Approach for measuring mRNA decapping in biological condensates using dual fluorescent labeled RNA.
Biological condensates or membraneless organelles are conserved in all kingdoms of life. Condensate formation is driven by liquid-liquid phase separation. 5’-3’ decay factors localize to cytoplasmic mRNA processing bodies (P-bodies), which are conserved from yeast to humans. What is the impact of P-bodies on the function of 5’-3’ decay? The answer to this question is not clear, with some studies suggesting P-bodies are sites of mRNA storage whereas other reports indicate P-bodies are sites of mRNA decay. In collaboration with Drs Jacek Jemielity and Joanna Kowalska at the University of Warsaw we have developed approaches for measuring rates of enzyme catalyzed reactions in reconstituted condensates containing Dcp1/Dcp2 , substrate RNA and enhancers of decapping (EDCs).

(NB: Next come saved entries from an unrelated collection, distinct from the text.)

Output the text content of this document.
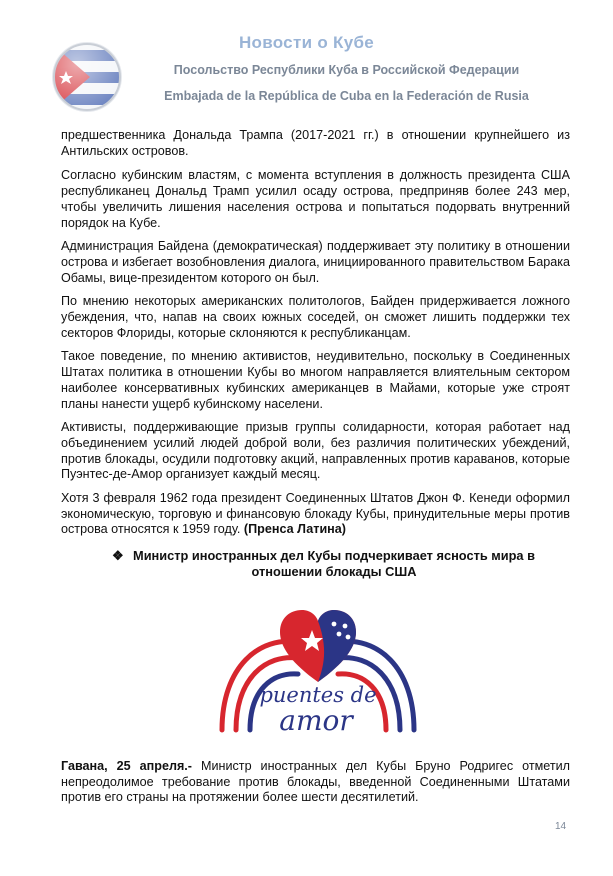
Новости о Кубе
Посольство Республики Куба в Российской Федерации
Embajada de la República de Cuba en la Federación de Rusia

предшественника Дональда Трампа (2017-2021 гг.) в отношении крупнейшего из Антильских островов.

Согласно кубинским властям, с момента вступления в должность президента США республиканец Дональд Трамп усилил осаду острова, предприняв более 243 мер, чтобы увеличить лишения населения острова и попытаться подорвать внутренний порядок на Кубе.

Администрация Байдена (демократическая) поддерживает эту политику в отношении острова и избегает возобновления диалога, инициированного правительством Барака Обамы, вице-президентом которого он был.

По мнению некоторых американских политологов, Байден придерживается ложного убеждения, что, напав на своих южных соседей, он сможет лишить поддержки тех секторов Флориды, которые склоняются к республиканцам.

Такое поведение, по мнению активистов, неудивительно, поскольку в Соединенных Штатах политика в отношении Кубы во многом направляется влиятельным сектором наиболее консервативных кубинских американцев в Майами, которые уже строят планы нанести ущерб кубинскому населени.

Активисты, поддерживающие призыв группы солидарности, которая работает над объединением усилий людей доброй воли, без различия политических убеждений, против блокады, осудили подготовку акций, направленных против караванов, которые Пуэнтес-де-Амор организует каждый месяц.

Хотя 3 февраля 1962 года президент Соединенных Штатов Джон Ф. Кенеди оформил экономическую, торговую и финансовую блокаду Кубы, принудительные меры против острова относятся к 1959 году. (Пренса Латина)

❖ Министр иностранных дел Кубы подчеркивает ясность мира в отношении блокады США
puentes de
amor

Гавана, 25 апреля.- Министр иностранных дел Кубы Бруно Родригес отметил непреодолимое требование против блокады, введенной Соединенными Штатами против его страны на протяжении более шести десятилетий.

14
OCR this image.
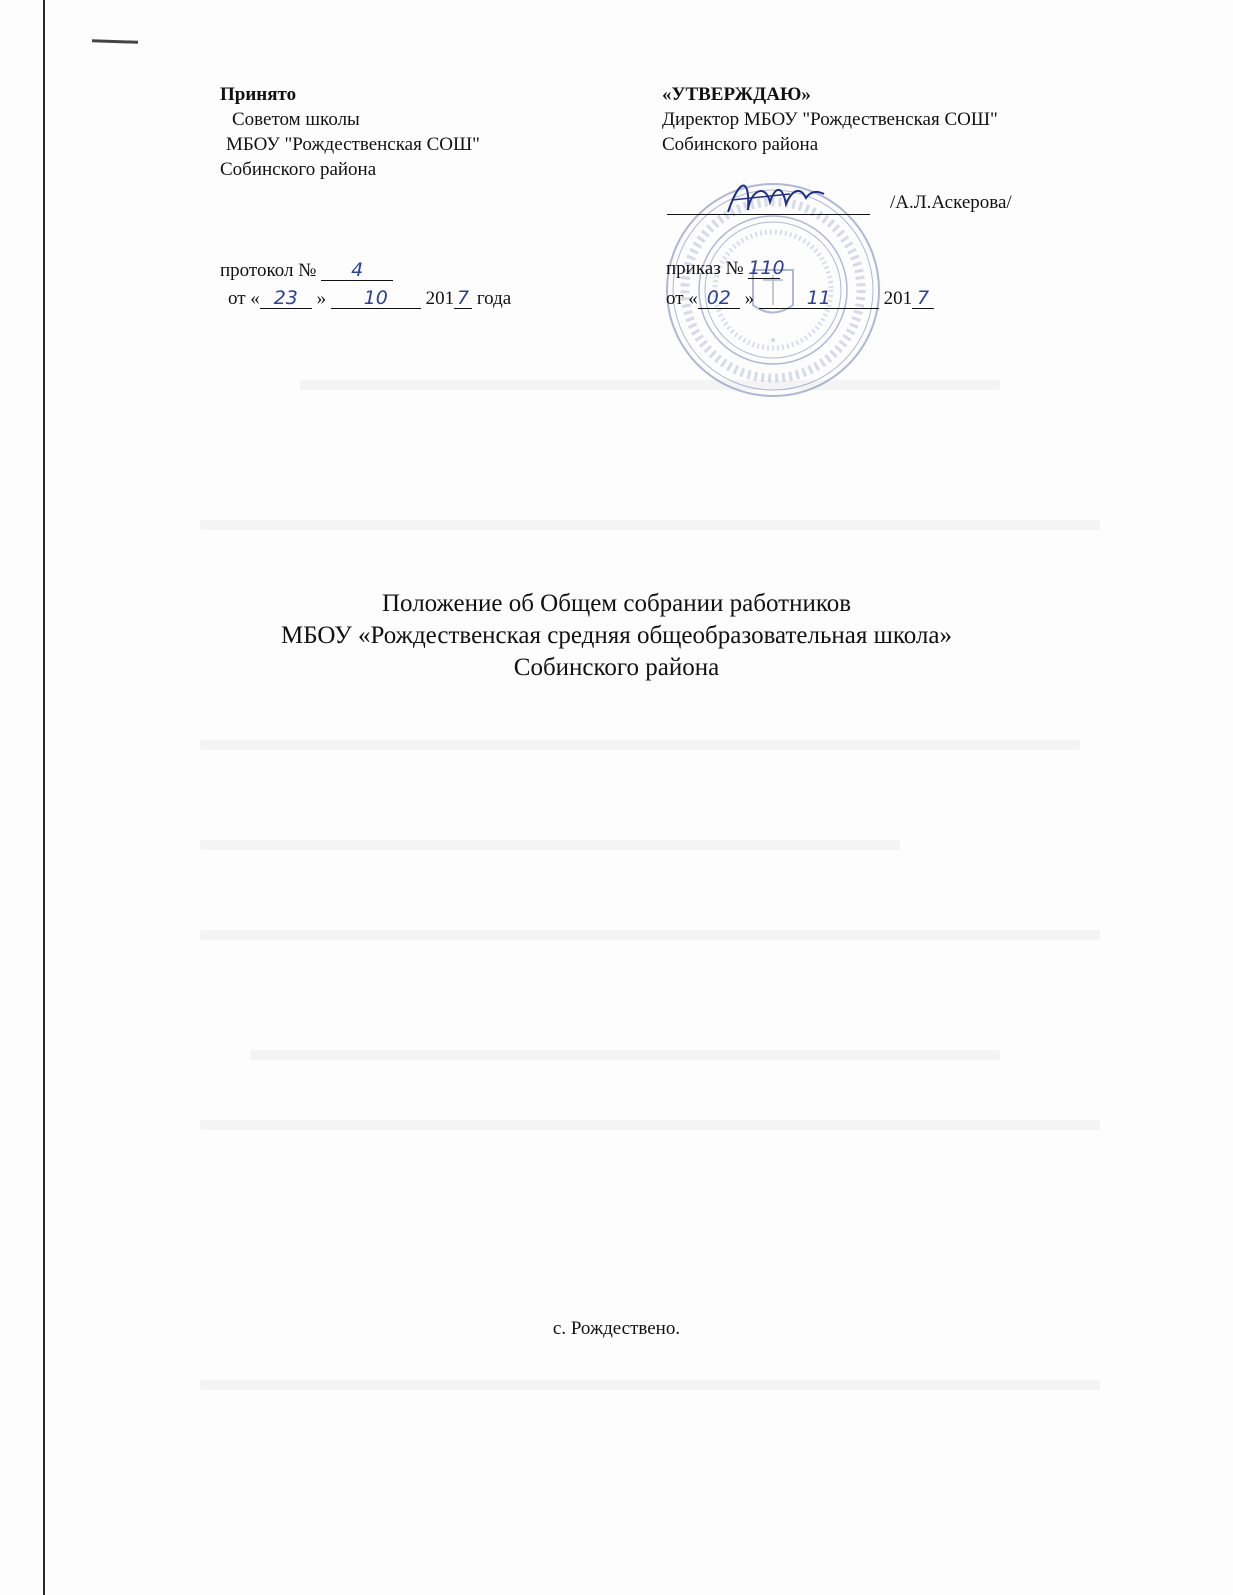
Принято
Советом школы
МБОУ "Рождественская СОШ"
Собинского района
протокол № 4
от « 23 » 10 201 7 года
«УТВЕРЖДАЮ»
Директор МБОУ "Рождественская СОШ"
Собинского района
*
/А.Л.Аскерова/
приказ № 110
от « 02 »	11	201 7
Положение об Общем собрании работников
МБОУ «Рождественская средняя общеобразовательная школа»
Собинского района
с. Рождествено.
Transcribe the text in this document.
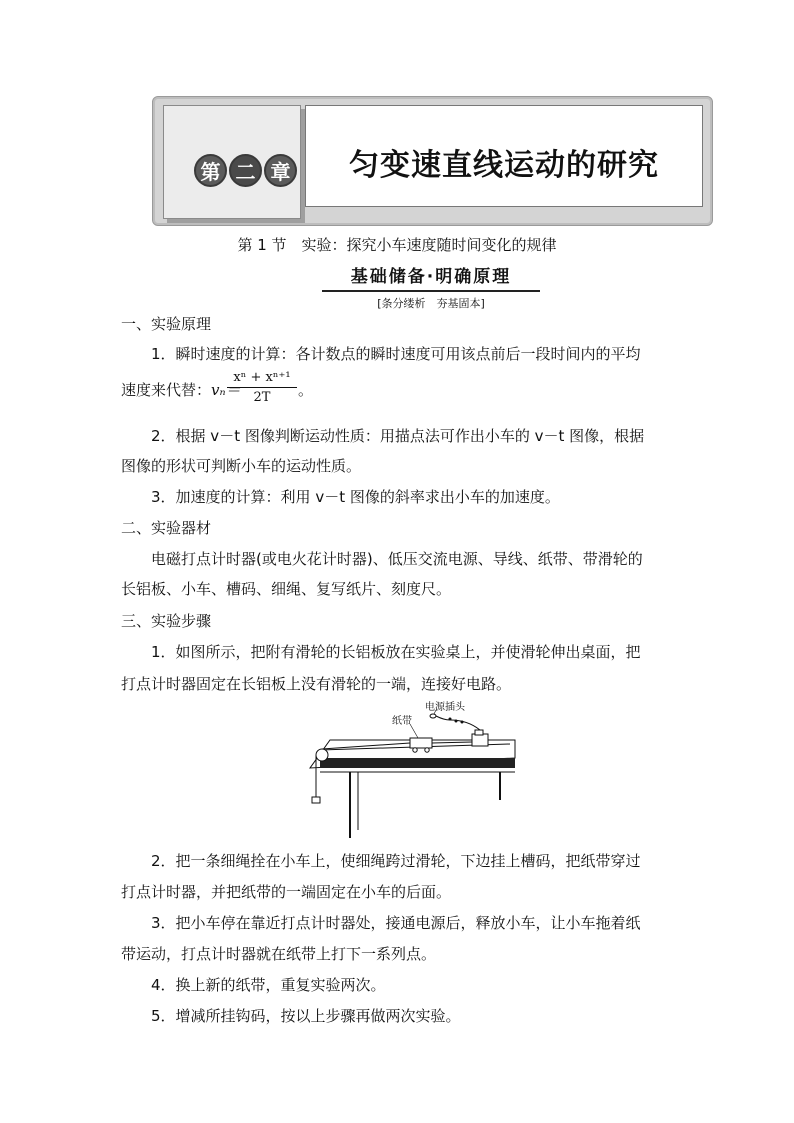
第 二 章	匀变速直线运动的研究
第 1 节　实验：探究小车速度随时间变化的规律
基础储备·明确原理
[条分缕析　夯基固本]
一、实验原理
1．瞬时速度的计算：各计数点的瞬时速度可用该点前后一段时间内的平均
速度来代替：vₙ＝
$\frac{\text{xⁿ + xⁿ⁺¹}}{2T}$ 。
2．根据 v－t 图像判断运动性质：用描点法可作出小车的 v－t 图像，根据
图像的形状可判断小车的运动性质。
3．加速度的计算：利用 v－t 图像的斜率求出小车的加速度。
二、实验器材
电磁打点计时器(或电火花计时器)、低压交流电源、导线、纸带、带滑轮的
长铝板、小车、槽码、细绳、复写纸片、刻度尺。
三、实验步骤
1．如图所示，把附有滑轮的长铝板放在实验桌上，并使滑轮伸出桌面，把
打点计时器固定在长铝板上没有滑轮的一端，连接好电路。
纸带
电源插头
2．把一条细绳拴在小车上，使细绳跨过滑轮，下边挂上槽码，把纸带穿过
打点计时器，并把纸带的一端固定在小车的后面。
3．把小车停在靠近打点计时器处，接通电源后，释放小车，让小车拖着纸
带运动，打点计时器就在纸带上打下一系列点。
4．换上新的纸带，重复实验两次。
5．增减所挂钩码，按以上步骤再做两次实验。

The long-term goal of this work is to take bottom-up approaches to investigate how composition and material properties affect decapping and subsequent steps of 5’-3’ decay in P-bodies.
Model, liquid-liquid phase separation imparts emergent biological properties by conformational selection.
For example, we recently discovered that liquid-liquid phase separation reduces enzyme activity (100-fold), contrary to popular models positing that LLPS enhances enzyme activity by local concentration effects Tibble et al, Nature Chem Biol. Dynamic NMR provided evidence that the conformational landscape of the decapping complex in solution may be consolidated by interactions that promote liquid-liquid phase separation. A working model is that conformational landscapes of enzymes may be biased by liquid-liquid phase separation through conformational selection in the same way the crystallization can select for one or more conformations of a macromolecule present in solution. Understanding how emergent properties of condensates tune function of regulatory pathways is an important problem in cellular biochemistry, with implication for disease and drug discovery. Studying this problem requires an integrated approach including NMR spectroscopy.